Staat hält und verteidigt Dreifachmonopol (Gewalt,Abgaben,Geld)
Damit könnten die
sich jederzeit auf ganz legale Art entschulden.
Ja. Genau einmal.
Danach fasst niemand mehr deren Staatsanleihen an.
Einigermaßen zwangarme Neuverschuldung wird damit unmöglich.
Die Simulation wäre zerstört.
"Heute wird die Hoffnung und Sicherheit bietende Ordnung im System durch ausgefeilte Machtzessionen (Rechtsräume) bewahrt. Einzig diese Zession lässt die Menschen in der trügerischen Hoffnung und Sicherheit verweilen, dass ihre Abgabe das System zu ihren Gunsten, für ihre Rechte, stärkt."
@Ashitaka
"Wir sind in einer Simulation versunken, die uns glauben lässt, dass wir mit unserem Handeln das Zentralmachsystem zu unseren Gunsten (im Sinne eines Gleichgewichts) beeinflussen könnten. Es ist aber lediglich eine Machtzession aufgrund derer wir handeln, eine Zession die ohne Zentralmacht sofort verschwindet (Vernichtung der Rechte, Titel etc,).
Die Abgabe ist kein Produkt der Massen, sondern die Rückforderung einer Machtzession (Geld) der Zentralmacht (Machtkreislauf des Geldes)."
@Ashitaka
Schau dir an wie die Mefo-Wechsel-Story endete: in einer gewaltigen Vernichtung von Titeln und Gläubigern + dem Versuch weltweit massenhaft Nachschuldner zu erzwingen für aufgelaufene horrende Staatsverschuldung.

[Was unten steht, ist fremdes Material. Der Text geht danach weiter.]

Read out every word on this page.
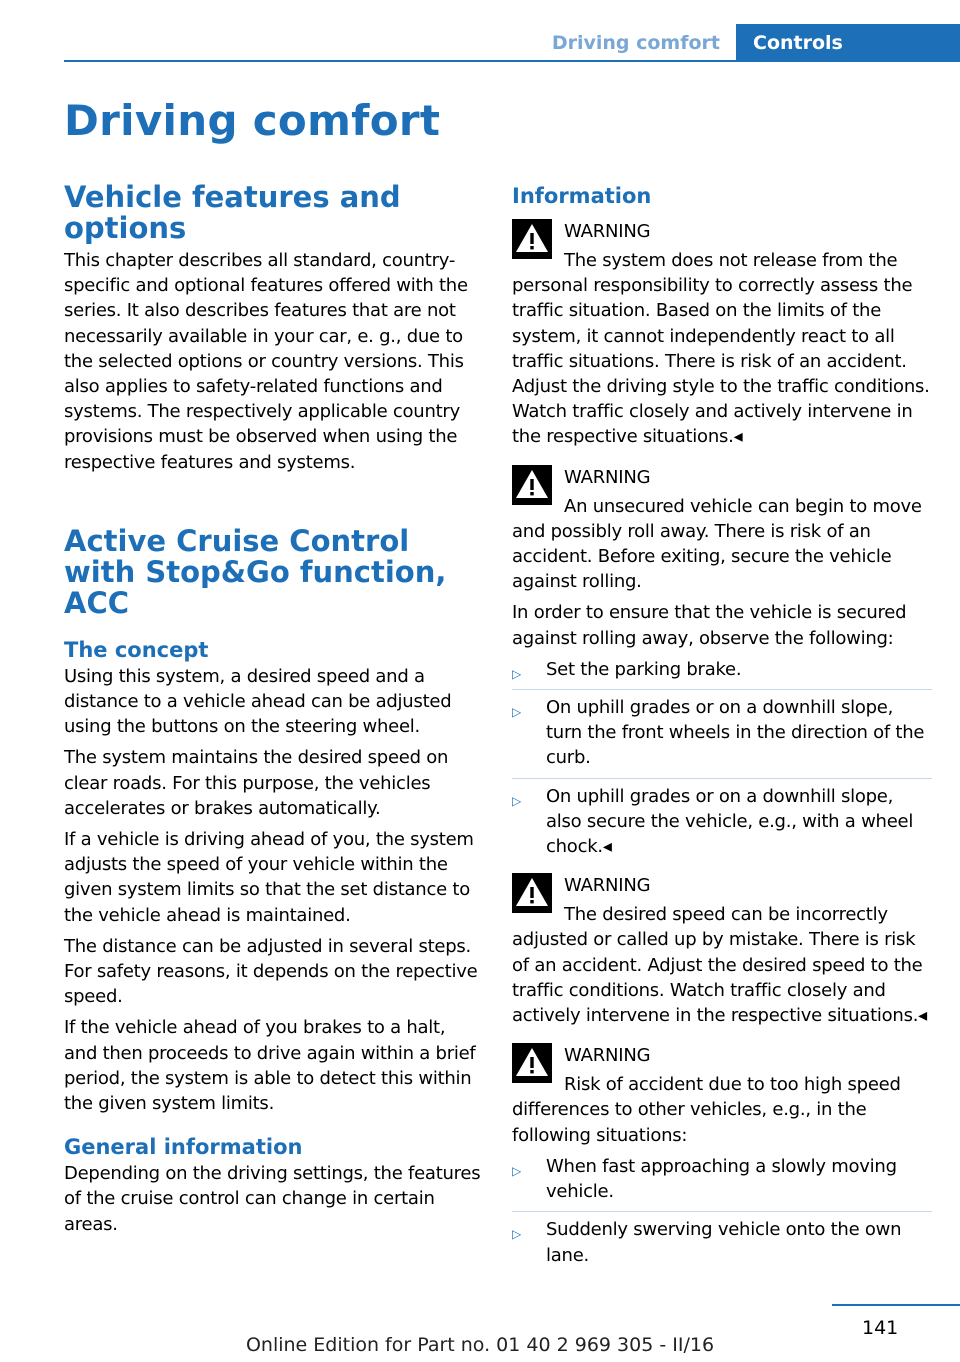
Driving comfort	Controls
Driving comfort
Vehicle features and options

This chapter describes all standard, country-specific and optional features offered with the series. It also describes features that are not necessarily available in your car, e. g., due to the selected options or country versions. This also applies to safety-related functions and systems. The respectively applicable country provisions must be observed when using the respective features and systems.

Active Cruise Control with Stop&Go function, ACC
The concept

Using this system, a desired speed and a distance to a vehicle ahead can be adjusted using the buttons on the steering wheel.

The system maintains the desired speed on clear roads. For this purpose, the vehicles accelerates or brakes automatically.

If a vehicle is driving ahead of you, the system adjusts the speed of your vehicle within the given system limits so that the set distance to the vehicle ahead is maintained.

The distance can be adjusted in several steps. For safety reasons, it depends on the repective speed.

If the vehicle ahead of you brakes to a halt, and then proceeds to drive again within a brief period, the system is able to detect this within the given system limits.

General information

Depending on the driving settings, the features of the cruise control can change in certain areas.

Information
WARNING

The system does not release from the personal responsibility to correctly assess the traffic situation. Based on the limits of the system, it cannot independently react to all traffic situations. There is risk of an accident. Adjust the driving style to the traffic conditions. Watch traffic closely and actively intervene in the respective situations.◂

WARNING

An unsecured vehicle can begin to move and possibly roll away. There is risk of an accident. Before exiting, secure the vehicle against rolling.

In order to ensure that the vehicle is secured against rolling away, observe the following:

▷ Set the parking brake.
▷ On uphill grades or on a downhill slope, turn the front wheels in the direction of the curb.
▷ On uphill grades or on a downhill slope, also secure the vehicle, e.g., with a wheel chock.◂
WARNING

The desired speed can be incorrectly adjusted or called up by mistake. There is risk of an accident. Adjust the desired speed to the traffic conditions. Watch traffic closely and actively intervene in the respective situations.◂

WARNING

Risk of accident due to too high speed differences to other vehicles, e.g., in the following situations:

▷ When fast approaching a slowly moving vehicle.
▷ Suddenly swerving vehicle onto the own lane.
141
Online Edition for Part no. 01 40 2 969 305 - II/16
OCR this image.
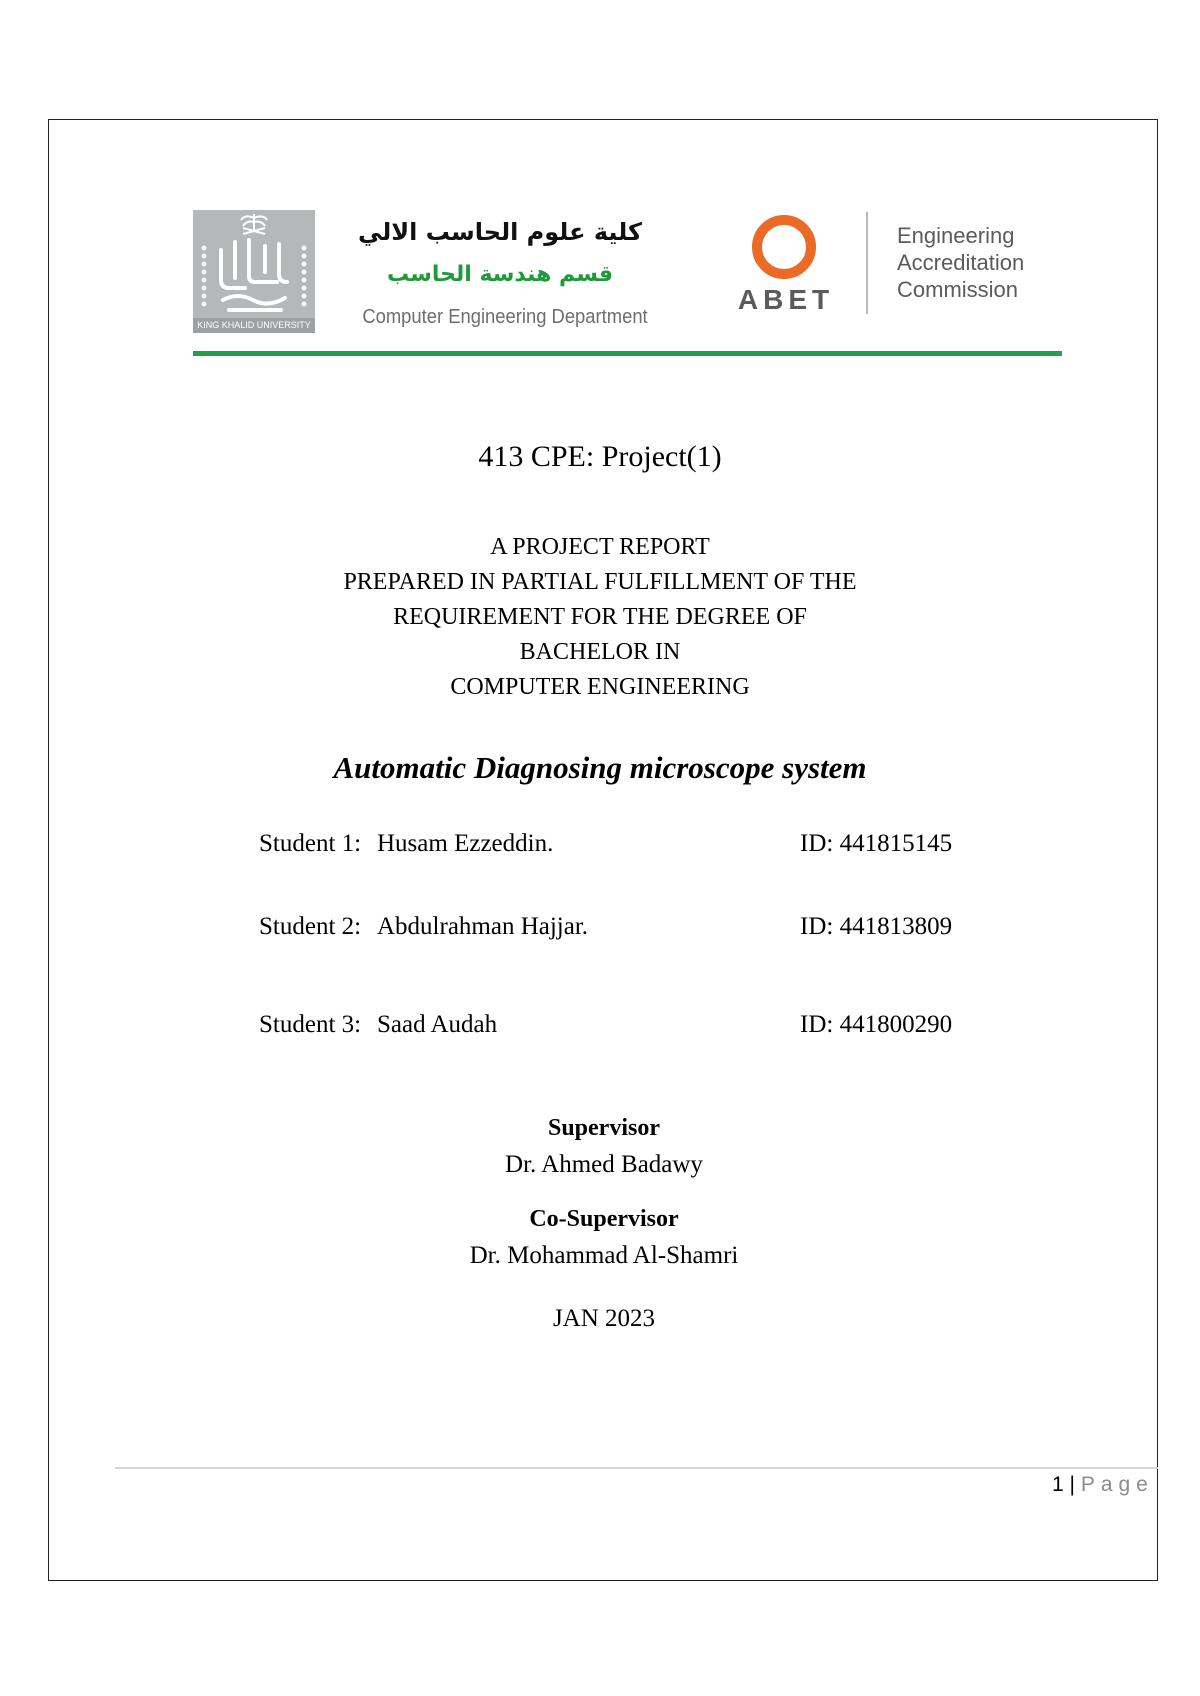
KING KHALID UNIVERSITY
كلية علوم الحاسب الالي
قسم هندسة الحاسب
Computer Engineering Department
ABET
Engineering
Accreditation
Commission
413 CPE: Project(1)
A PROJECT REPORT
PREPARED IN PARTIAL FULFILLMENT OF THE
REQUIREMENT FOR THE DEGREE OF
BACHELOR IN
COMPUTER ENGINEERING
Automatic Diagnosing microscope system
Student 1: Husam Ezzeddin.	ID: 441815145
Student 2: Abdulrahman Hajjar.	ID: 441813809
Student 3: Saad Audah	ID: 441800290
Supervisor
Dr. Ahmed Badawy
Co-Supervisor
Dr. Mohammad Al-Shamri
JAN 2023
1 | Page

(Brief an A.H. vom Reichsbankdirektorium lesen und kundig machen, was passierte.)
Der Staat könnte ohne
FED-Zustimmung (meines Wissens zu mindestens - ich habe das evtl. sogar
hier im DGF vor Jahren gelesen) neue Silbermünzen mit
Billionen-Nominalwert prägen, und damit zB. ausländische
Staatsanleihen-Gläubiger bezahlen.
Das @dottore-Modell. Ja könnte er - genau einmal.
Das wäre sofortige Inflation pur.
Nein das wäre Kriegsbeginn, da Ende der Simulation.
Die Macht muss sich finanzieren und refinanzieren. Kann sie es nach solch einem Husarenstück nicht mehr "friedlich" muss sie offen rauben.
Das wollen wir doch alle nicht.
Vorher würden die dann natürlich ihre "guten" (zB. Goldman-) Gläubiger
informieren, damit die ihre Kohle gepflegt in Sicherheit (zB. Sachwerte)
bringen können.
"Kohle" kann man nicht in Sicherheit bringen, wenn die Währung vernichtet wird (nicht mehr währt, keine Neuverschuldung mehr geht).
"Geldbeurkundungen sind Ansprüche auf künftige Steuerzahlungen"
@dottore
"Aktiv werden lediglich die Beurkundung (Bezifferungen auf Banknoten und Klimpermetall) bzw. das Guthaben des Geldes verbucht, niemals die Geldsumme. Geld ist niemals ein Aktivum, sondern immer ein Passivum der Zentralmacht (heute der durch Zentralmacht autorisierten Zentralbank). Denn die Zentralmacht, sie ist es, die dieses Potential (Geld = Macht) zediert."